Abstract

Importance Over-application and interviewing are believed to be widespread in residency recruitment. These may have increased during the 2021 virtual recruitment season. The increase does not correspond to an increase in available residency positions and likely results in more interviews with low probabilities of yielding matches. Prior work demonstrates that such marginal interviews are identifiable ‑ from key explanatory factors like same-state for interviewee and program ‑ in sufficient volume to allow programs to substantially decrease interviews. Objective To evaluate the importance of same-state relationships in primary care and to determine the extent of over-interviewing in the 2021 virtual recruitment season. Design The National Resident Matching Program and Thalamus merged match (outcomes) and interview (explanatory variables) data from primary care specialties (family medicine, internal medicine, pediatrics). Data were analyzed by logistic regression, trained on the 2017-2020 seasons, and projected on the 2021 season for testing. Setting The setting was the 2017-2021 main residency matches. Participants This comprised 4,442 interviewees applying to 167 residency programs in primary care. Intervention This included the transition to virtual recruitment from in-person recruitment in the 2021 residency recruitment season. Measurements A total of 20,415 interviews and 20,791 preferred programs with program and interviewee characteristics and match outcomes were included. Results Same-state geographic relations predicted match probability in primary care residency interviews better than medical school/residency affiliation, with 86.0% of interviewees matching consistently with their preferences for the same state.

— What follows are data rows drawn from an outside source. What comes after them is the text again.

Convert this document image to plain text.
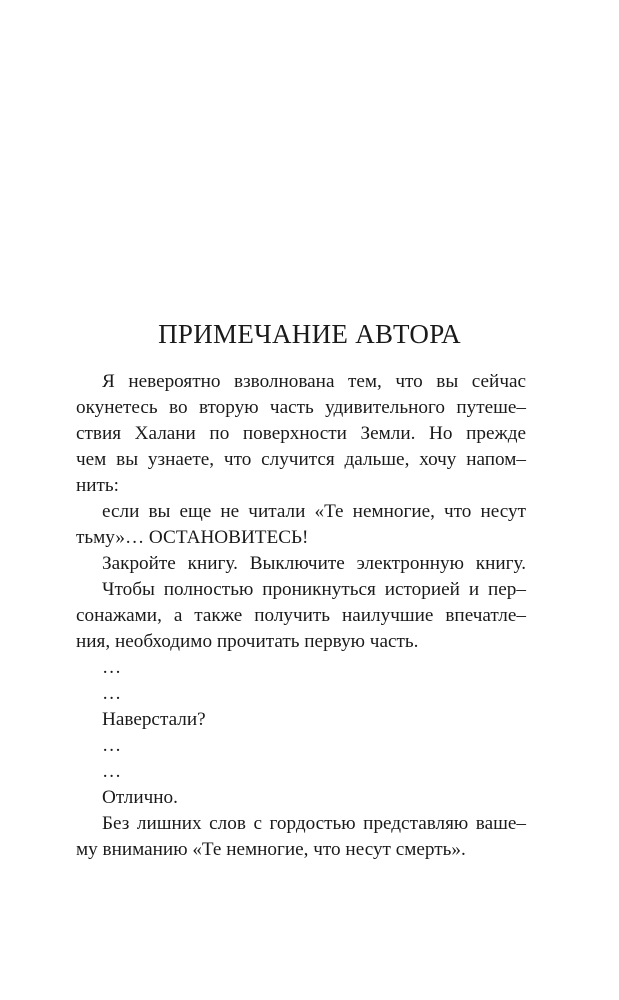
ПРИМЕЧАНИЕ АВТОРА
Я невероятно взволнована тем, что вы сейчас
окунетесь во вторую часть удивительного путеше–
ствия Халани по поверхности Земли. Но прежде
чем вы узнаете, что случится дальше, хочу напом–
нить:
если вы еще не читали «Те немногие, что несут
тьму»… ОСТАНОВИТЕСЬ!
Закройте книгу. Выключите электронную книгу.
Чтобы полностью проникнуться историей и пер–
сонажами, а также получить наилучшие впечатле–
ния, необходимо прочитать первую часть.
…
…
Наверстали?
…
…
Отлично.
Без лишних слов с гордостью представляю ваше–
му вниманию «Те немногие, что несут смерть».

Same-state was more effective than medical school affiliations with programs in predicting matching. Eliminating interviews with less than a 5% probability of matching (upper 95% prediction limit) removed 31.5% of interviews. Conclusions and relevance The large number of low-match probability interviews demonstrates over-interviewing in primary care. We suggest that programs eliminate interview offers to applications falling below their chosen match probability threshold.